Security: This pattern provides a powerful security benefit. Raw, sensitive data from a document never needs to enter the primary agent's context window. The MCP Server can be designed to sanitize or redact sensitive information (like names, addresses, or financial figures) as part of its pre-processing step, ensuring that only clean, anonymized data ever reaches the LLM. This minimizes the risk of sensitive data being inadvertently exposed in logs or model outputs.

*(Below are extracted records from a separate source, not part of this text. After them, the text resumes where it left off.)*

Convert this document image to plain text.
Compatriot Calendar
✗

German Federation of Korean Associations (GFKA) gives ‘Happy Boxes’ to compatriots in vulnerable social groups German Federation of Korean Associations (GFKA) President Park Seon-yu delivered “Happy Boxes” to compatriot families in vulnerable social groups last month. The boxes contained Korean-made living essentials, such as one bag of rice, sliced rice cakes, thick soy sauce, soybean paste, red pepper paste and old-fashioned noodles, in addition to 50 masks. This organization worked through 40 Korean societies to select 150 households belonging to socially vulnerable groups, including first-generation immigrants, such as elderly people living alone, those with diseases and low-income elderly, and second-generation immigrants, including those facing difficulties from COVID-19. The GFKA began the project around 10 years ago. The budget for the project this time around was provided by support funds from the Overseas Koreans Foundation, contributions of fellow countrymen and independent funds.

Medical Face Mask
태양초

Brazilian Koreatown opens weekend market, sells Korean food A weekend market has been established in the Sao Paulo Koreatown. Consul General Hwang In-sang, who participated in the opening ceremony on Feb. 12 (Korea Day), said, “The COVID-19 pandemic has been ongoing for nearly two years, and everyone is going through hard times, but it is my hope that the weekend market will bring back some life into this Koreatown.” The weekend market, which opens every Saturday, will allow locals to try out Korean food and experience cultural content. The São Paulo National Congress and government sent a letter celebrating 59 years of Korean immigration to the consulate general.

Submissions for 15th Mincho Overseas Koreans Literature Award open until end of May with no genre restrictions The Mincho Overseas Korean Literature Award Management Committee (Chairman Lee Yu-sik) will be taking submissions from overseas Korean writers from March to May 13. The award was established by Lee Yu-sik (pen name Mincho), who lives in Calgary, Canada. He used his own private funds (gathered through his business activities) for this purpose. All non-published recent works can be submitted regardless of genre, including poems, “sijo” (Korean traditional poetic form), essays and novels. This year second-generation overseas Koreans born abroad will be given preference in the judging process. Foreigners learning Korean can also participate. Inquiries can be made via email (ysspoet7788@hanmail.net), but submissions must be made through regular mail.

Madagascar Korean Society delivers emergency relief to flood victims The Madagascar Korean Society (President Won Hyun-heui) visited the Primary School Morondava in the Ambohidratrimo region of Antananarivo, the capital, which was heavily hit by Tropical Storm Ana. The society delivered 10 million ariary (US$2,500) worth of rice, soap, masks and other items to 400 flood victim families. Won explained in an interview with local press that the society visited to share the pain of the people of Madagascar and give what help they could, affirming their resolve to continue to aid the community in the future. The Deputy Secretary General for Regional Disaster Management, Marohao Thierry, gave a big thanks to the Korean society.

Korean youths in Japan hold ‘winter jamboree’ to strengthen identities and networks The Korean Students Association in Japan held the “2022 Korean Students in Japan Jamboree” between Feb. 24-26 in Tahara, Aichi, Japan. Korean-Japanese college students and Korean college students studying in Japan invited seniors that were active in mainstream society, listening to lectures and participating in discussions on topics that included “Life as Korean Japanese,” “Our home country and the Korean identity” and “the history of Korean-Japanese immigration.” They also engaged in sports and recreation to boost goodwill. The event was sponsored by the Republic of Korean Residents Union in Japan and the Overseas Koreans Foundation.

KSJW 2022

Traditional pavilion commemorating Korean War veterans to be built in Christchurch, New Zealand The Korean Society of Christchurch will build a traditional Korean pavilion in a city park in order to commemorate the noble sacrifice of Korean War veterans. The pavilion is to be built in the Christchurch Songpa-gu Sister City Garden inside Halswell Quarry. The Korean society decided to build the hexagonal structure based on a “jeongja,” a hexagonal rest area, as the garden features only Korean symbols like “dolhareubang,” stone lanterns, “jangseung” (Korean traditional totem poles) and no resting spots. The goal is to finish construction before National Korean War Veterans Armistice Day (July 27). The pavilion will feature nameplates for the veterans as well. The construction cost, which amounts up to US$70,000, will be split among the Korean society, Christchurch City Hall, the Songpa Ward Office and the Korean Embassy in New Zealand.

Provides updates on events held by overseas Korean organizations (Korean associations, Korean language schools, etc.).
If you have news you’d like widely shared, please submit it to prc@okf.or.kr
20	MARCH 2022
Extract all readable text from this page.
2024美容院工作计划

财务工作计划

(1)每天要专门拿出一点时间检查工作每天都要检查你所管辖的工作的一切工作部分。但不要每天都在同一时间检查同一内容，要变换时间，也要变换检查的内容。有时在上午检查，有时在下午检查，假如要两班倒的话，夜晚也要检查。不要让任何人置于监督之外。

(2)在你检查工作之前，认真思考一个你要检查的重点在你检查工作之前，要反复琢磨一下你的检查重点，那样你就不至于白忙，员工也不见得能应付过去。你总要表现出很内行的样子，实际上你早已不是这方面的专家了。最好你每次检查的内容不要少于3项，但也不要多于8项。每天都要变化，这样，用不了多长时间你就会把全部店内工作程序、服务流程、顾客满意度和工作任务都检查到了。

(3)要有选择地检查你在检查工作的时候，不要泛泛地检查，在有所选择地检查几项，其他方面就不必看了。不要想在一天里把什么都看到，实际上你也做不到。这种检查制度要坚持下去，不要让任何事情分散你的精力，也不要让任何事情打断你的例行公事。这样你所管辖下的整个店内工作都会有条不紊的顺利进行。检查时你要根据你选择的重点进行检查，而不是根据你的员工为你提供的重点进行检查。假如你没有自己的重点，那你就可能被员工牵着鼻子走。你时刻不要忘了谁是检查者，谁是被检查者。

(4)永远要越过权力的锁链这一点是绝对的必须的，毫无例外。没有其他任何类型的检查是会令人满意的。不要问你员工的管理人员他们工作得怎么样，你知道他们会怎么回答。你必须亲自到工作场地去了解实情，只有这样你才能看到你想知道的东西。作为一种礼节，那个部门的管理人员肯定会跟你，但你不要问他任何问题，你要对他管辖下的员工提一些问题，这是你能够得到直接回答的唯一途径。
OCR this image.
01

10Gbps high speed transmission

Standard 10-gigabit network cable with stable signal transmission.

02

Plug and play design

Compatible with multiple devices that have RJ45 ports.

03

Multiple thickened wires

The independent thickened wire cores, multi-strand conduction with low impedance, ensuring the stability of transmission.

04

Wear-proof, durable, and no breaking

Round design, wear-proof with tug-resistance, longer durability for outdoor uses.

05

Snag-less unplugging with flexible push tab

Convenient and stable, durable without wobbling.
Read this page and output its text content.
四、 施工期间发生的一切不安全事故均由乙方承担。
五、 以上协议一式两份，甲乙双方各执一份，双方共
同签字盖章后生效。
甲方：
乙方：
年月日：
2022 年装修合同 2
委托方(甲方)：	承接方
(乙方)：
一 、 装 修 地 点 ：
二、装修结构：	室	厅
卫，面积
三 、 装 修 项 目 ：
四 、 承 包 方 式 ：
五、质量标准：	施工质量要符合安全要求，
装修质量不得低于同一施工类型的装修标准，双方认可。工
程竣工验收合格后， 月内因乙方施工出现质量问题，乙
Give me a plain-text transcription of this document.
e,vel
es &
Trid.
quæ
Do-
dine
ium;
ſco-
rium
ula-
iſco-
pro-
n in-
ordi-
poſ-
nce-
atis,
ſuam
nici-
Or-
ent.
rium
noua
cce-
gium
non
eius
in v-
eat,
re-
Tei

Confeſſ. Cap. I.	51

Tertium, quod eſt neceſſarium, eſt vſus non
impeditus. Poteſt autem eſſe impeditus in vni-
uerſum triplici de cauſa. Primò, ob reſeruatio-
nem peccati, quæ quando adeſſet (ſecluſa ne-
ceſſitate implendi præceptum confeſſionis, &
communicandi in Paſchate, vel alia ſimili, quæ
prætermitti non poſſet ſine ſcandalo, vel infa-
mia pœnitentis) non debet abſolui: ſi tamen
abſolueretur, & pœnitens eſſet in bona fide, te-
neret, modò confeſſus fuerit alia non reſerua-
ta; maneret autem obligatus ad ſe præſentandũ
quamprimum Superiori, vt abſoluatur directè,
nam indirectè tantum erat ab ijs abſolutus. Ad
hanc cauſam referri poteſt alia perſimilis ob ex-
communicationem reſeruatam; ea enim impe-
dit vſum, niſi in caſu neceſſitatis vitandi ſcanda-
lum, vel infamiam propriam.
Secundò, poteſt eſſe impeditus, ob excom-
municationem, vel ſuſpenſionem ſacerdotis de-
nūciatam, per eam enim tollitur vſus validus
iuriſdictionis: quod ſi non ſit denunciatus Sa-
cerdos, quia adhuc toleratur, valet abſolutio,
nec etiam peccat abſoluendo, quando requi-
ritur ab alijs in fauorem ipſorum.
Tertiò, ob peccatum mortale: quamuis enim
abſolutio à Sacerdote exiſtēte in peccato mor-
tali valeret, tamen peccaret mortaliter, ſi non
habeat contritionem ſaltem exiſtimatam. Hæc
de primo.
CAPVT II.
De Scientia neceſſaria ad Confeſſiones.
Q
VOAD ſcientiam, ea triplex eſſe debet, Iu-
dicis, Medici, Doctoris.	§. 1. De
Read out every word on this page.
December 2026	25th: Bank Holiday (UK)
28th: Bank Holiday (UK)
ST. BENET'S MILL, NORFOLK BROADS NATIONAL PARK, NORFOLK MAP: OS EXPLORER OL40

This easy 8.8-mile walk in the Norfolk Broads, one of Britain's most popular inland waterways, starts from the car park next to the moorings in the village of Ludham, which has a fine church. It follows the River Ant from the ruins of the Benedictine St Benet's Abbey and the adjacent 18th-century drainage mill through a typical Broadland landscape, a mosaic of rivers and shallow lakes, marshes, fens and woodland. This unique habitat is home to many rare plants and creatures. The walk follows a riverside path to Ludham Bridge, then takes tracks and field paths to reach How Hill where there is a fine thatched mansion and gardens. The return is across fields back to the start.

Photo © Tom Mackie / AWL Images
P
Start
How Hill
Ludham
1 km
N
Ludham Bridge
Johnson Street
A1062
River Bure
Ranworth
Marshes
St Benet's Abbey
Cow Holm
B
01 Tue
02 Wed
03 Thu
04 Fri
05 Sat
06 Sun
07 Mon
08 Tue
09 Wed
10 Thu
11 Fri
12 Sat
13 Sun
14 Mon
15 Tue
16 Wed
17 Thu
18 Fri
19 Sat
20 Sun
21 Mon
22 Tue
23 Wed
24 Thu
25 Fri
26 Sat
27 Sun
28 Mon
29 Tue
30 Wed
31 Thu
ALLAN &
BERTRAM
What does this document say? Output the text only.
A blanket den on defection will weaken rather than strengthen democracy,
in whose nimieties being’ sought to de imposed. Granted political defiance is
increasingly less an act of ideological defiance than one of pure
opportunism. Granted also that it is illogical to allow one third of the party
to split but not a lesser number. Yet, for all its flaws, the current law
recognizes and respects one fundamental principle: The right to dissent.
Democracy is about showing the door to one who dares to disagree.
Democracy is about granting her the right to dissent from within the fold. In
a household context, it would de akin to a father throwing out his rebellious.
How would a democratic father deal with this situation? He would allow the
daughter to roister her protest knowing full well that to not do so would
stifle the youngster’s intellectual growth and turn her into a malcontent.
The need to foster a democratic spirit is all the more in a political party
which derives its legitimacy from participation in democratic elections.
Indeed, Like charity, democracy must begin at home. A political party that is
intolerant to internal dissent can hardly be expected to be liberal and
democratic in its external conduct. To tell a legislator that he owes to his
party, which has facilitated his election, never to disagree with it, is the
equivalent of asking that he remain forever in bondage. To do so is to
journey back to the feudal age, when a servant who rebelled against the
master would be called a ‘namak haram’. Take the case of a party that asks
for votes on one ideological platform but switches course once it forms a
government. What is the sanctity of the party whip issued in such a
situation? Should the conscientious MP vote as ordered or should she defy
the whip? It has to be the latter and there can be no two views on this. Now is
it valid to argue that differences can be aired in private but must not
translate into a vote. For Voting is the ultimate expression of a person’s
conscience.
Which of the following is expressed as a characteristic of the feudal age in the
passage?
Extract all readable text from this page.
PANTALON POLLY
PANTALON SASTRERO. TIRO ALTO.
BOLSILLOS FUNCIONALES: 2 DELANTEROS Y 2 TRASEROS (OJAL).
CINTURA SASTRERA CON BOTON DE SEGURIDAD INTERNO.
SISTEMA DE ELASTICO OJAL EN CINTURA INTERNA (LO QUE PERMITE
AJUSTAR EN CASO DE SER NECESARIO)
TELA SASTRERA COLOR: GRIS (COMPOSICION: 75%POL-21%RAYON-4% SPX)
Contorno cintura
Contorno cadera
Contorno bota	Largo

Conclusion: The ROI of Active Context Preparation

Executing code within the MCP layer transforms the MCP Server from a simple, passive data adapter into an intelligent, active participant in the AI workflow. This architectural pattern is a critical optimization strategy for building any serious, production-grade agentic system.

The return on investment is immediate and substantial: * Drastic Cost Reduction: It slashes API token costs by pre-processing data at the source. * Superior Performance: It improves end-to-end latency by providing the LLM with smaller, more relevant, and easier-to-process context. * Unlocks New Capabilities: It enables agents to "reason about" massive documents and data sources that are far too large to fit into any model's context window. * Enhanced Security: It creates a "data sanitization" layer, preventing raw, sensitive information from ever reaching the LLM.

This approach—delegating data transformation to the edge—is an indispensable part of a mature, efficient, and secure agentic architecture.